Henry J. Tashman counsels and represents clients in the entertainment, communications and other industries in complex litigation matters involving contracts, intellectual property ownership, copyright, antitrust, unfair competition, business torts, right of publicity, "profit participation" accounting, defamation, trade secrets and employee raiding.
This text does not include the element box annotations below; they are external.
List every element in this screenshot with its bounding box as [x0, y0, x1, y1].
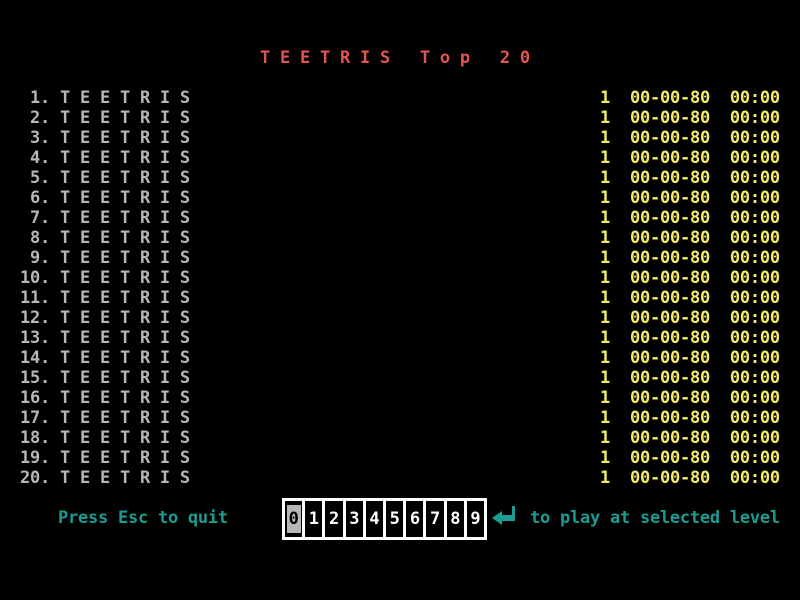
level-digit: 1 [308, 509, 319, 529]
row-rank-name: 20. T E E T R I S [20, 468, 190, 488]
score-table-row: 20. T E E T R I S 1 00-00-80 00:00 [0, 468, 800, 488]
level-cell-5[interactable]: 5 [383, 501, 403, 537]
score-table-row: 2. T E E T R I S 1 00-00-80 00:00 [0, 108, 800, 128]
row-rank-name: 2. T E E T R I S [20, 108, 190, 128]
row-score: 1 00-00-80 00:00 [600, 408, 780, 428]
row-rank-name: 10. T E E T R I S [20, 268, 190, 288]
row-score: 1 00-00-80 00:00 [600, 288, 780, 308]
row-rank-name: 17. T E E T R I S [20, 408, 190, 428]
score-table-row: 17. T E E T R I S 1 00-00-80 00:00 [0, 408, 800, 428]
row-score: 1 00-00-80 00:00 [600, 388, 780, 408]
score-table-row: 4. T E E T R I S 1 00-00-80 00:00 [0, 148, 800, 168]
level-cell-1[interactable]: 1 [302, 501, 322, 537]
row-score: 1 00-00-80 00:00 [600, 308, 780, 328]
quit-hint: Press Esc to quit [58, 508, 228, 528]
row-rank-name: 8. T E E T R I S [20, 228, 190, 248]
level-cell-6[interactable]: 6 [403, 501, 423, 537]
row-rank-name: 9. T E E T R I S [20, 248, 190, 268]
row-rank-name: 13. T E E T R I S [20, 328, 190, 348]
row-score: 1 00-00-80 00:00 [600, 108, 780, 128]
score-table-row: 7. T E E T R I S 1 00-00-80 00:00 [0, 208, 800, 228]
row-score: 1 00-00-80 00:00 [600, 348, 780, 368]
score-table-row: 1. T E E T R I S 1 00-00-80 00:00 [0, 88, 800, 108]
row-score: 1 00-00-80 00:00 [600, 428, 780, 448]
level-cell-2[interactable]: 2 [322, 501, 342, 537]
row-score: 1 00-00-80 00:00 [600, 248, 780, 268]
score-table-row: 13. T E E T R I S 1 00-00-80 00:00 [0, 328, 800, 348]
row-score: 1 00-00-80 00:00 [600, 268, 780, 288]
score-table-row: 9. T E E T R I S 1 00-00-80 00:00 [0, 248, 800, 268]
score-table-row: 14. T E E T R I S 1 00-00-80 00:00 [0, 348, 800, 368]
level-digit: 5 [389, 509, 400, 529]
level-digit: 0 [286, 505, 301, 533]
score-table-row: 5. T E E T R I S 1 00-00-80 00:00 [0, 168, 800, 188]
score-table-row: 12. T E E T R I S 1 00-00-80 00:00 [0, 308, 800, 328]
page-title: T E E T R I S T o p 2 0 [260, 48, 530, 68]
row-score: 1 00-00-80 00:00 [600, 208, 780, 228]
level-digit: 2 [329, 509, 339, 529]
return-arrow-icon [492, 506, 515, 525]
row-rank-name: 16. T E E T R I S [20, 388, 190, 408]
row-score: 1 00-00-80 00:00 [600, 228, 780, 248]
row-score: 1 00-00-80 00:00 [600, 448, 780, 468]
row-rank-name: 14. T E E T R I S [20, 348, 190, 368]
row-score: 1 00-00-80 00:00 [600, 328, 780, 348]
row-rank-name: 5. T E E T R I S [20, 168, 190, 188]
score-table-row: 10. T E E T R I S 1 00-00-80 00:00 [0, 268, 800, 288]
row-rank-name: 7. T E E T R I S [20, 208, 190, 228]
score-table-row: 8. T E E T R I S 1 00-00-80 00:00 [0, 228, 800, 248]
row-rank-name: 6. T E E T R I S [20, 188, 190, 208]
row-rank-name: 12. T E E T R I S [20, 308, 190, 328]
row-score: 1 00-00-80 00:00 [600, 188, 780, 208]
level-cell-3[interactable]: 3 [342, 501, 363, 537]
level-digit: 7 [430, 509, 441, 529]
level-digit: 4 [369, 509, 380, 529]
row-rank-name: 11. T E E T R I S [20, 288, 190, 308]
row-score: 1 00-00-80 00:00 [600, 168, 780, 188]
score-table-row: 3. T E E T R I S 1 00-00-80 00:00 [0, 128, 800, 148]
level-digit: 3 [349, 509, 360, 529]
score-table-row: 18. T E E T R I S 1 00-00-80 00:00 [0, 428, 800, 448]
row-score: 1 00-00-80 00:00 [600, 148, 780, 168]
score-table-row: 11. T E E T R I S 1 00-00-80 00:00 [0, 288, 800, 308]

By thinking "outside of the box" and devising novel winning procedural and substantive arguments, Henry consistently obtains exceptional results in virtually all areas of complex litigation, for example:
- By suing the sole shareholder of three TV stations for copyright infringement for broadcasts after licenses with the stations had been terminated for nonpayment, Henry was able to pierce the stations’ corporate veils and obtain a $31.6 million jury verdict in copyright statutory damages against the shareholder -- over seven times the balance due on the stations’ licenses;
- Obtaining an award of over $40 million in contempt fines against appellant and dismissal under the "fugitive disentitlement doctrine" of his appeals by obtaining injunctive relief that (as Henry predicted) appellant disobeyed;
- Successfully challenged a video games publisher’s contractual right to recoup over $15 million in development advances by claiming that its conduct violated the antitrust laws, breached the covenant of good faith and fair dealing, and violated California's general prohibition against agreements not to compete;
- Using the “target jurisdiction” doctrine (typically used in defamation cases) to obtain personal jurisdiction for successful copyright infringement and tortious interference claims in excess of $60 million;
- Using federal statutory interpleader, contract and tortious interference claims to permit U.S state and federal courts to declare worldwide ownership of intellectual property rights worth over $25 million and end foreign infringement of those rights;
- Recovered property taken by a former employee (and forced the resignation of the employee's counsel) by asserting that the settlement demands of that counsel constituted extortion;
- Making new law, obtained dismissal of antitrust claims against six motion picture studios because plaintiff "recklessly" disobeyed the court's discovery orders, even if plaintiff's conduct was not "willful".
Henry has worked on over 15 trials, ranging from two days to three months in length. Favorable verdicts were entered in nearly all of these trials. Henry won all of the trials where he served as “first chair”, obtaining verdicts totaling over $600 million.
Henry also has worked on over 50 appellate matters in state and federal courts throughout the United States, including appearing before the U.S. Supreme Court (arguing against now Chief Justice John G. Roberts Jr.); arguing in the U.S. Court of Appeals for the Ninth Circuit; the California Court of Appeal; the New York State Court of Appeals (New York's highest court) and the New York Supreme Court, Appellate Division.
Click here for Henry's significant and/or reported cases.
Henry approaches his cases with creativity, tenacity and passion which has paid off in the results he has obtained for his clients. As one Henry's partner's declared: "Henry is sui generis."